I’m skeptical of how Understat weighs chances for a while now, but they make it that Milan were reduced to an xG of 0.78 for the entire game - 0.54 of that total coming from Piatek’s clear-cut goal in the first half alone.
After that, Milan had only 7 shots on goal - 5 of them from outside of the box until two late, late attempts came inside the box in the final 2 minutes of a stretched end phase of the game.
Roma, meanwhile, had 17 attempts on goal and an overall xG of 1.75. Not outstanding or overbearing on paper when it comes to expected goals, but 11 of those attempts came from both open play and inside the box; 2 came from inside Milan’s six yard area. It was a dominant counter-attacking performance capped off with creativity in the areas of the pitch where it truly mattered.

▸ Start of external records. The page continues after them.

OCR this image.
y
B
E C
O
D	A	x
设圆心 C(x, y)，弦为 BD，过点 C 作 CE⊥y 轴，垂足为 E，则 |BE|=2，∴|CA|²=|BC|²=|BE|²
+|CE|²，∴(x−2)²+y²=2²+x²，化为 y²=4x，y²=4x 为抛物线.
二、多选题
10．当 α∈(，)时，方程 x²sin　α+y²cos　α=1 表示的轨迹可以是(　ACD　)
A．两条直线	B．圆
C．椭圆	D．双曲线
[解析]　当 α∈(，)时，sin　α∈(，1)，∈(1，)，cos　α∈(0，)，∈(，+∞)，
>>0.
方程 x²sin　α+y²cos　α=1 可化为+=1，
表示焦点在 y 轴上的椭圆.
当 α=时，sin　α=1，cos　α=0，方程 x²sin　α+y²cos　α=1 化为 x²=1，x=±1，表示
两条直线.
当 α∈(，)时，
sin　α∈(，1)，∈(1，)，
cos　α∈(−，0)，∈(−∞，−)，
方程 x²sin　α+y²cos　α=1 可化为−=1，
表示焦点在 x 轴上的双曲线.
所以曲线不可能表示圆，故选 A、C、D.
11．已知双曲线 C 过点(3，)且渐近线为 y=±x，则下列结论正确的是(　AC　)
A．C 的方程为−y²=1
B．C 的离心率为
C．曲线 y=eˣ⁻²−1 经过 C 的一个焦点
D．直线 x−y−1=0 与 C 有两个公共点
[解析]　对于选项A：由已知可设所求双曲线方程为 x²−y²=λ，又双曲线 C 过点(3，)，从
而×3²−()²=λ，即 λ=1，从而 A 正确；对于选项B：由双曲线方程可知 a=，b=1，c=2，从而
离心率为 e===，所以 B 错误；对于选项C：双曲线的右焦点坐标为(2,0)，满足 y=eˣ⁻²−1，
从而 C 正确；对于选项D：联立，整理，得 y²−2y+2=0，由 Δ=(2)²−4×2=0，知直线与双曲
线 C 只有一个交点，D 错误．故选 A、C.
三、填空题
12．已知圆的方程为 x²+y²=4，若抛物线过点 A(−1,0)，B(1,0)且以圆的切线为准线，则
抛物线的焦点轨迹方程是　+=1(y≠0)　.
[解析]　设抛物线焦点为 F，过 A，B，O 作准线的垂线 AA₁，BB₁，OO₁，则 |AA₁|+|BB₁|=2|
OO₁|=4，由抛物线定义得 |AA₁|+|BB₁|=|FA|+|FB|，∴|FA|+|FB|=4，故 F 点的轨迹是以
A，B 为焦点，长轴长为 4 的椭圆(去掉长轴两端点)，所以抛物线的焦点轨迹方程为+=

This was the best of last season’s Roma mixed in with the growing strengths of this year’s Lupi. Both Fazio and Manolas’ interception and clearance rates were on fleek. There was a costly error in the first half to undo them, but generally Manolas was left to focus on what Manolas does best in sweeping from behind, while Fazio was the second-best passer in the team behind only DDR.
All of the newest Roma members of defence and midfield grew into the side with the determination to impose themselves, bringing out the best in the senior players in kind. We’re reasonably on track during DiFra’s second season in charge.
The only question from this performance is: Do you risk Daniele De Rossi in the Champions League? Or do save him purely for Serie A games and the fight for a top 4 finish? Do you dare to do both in one week?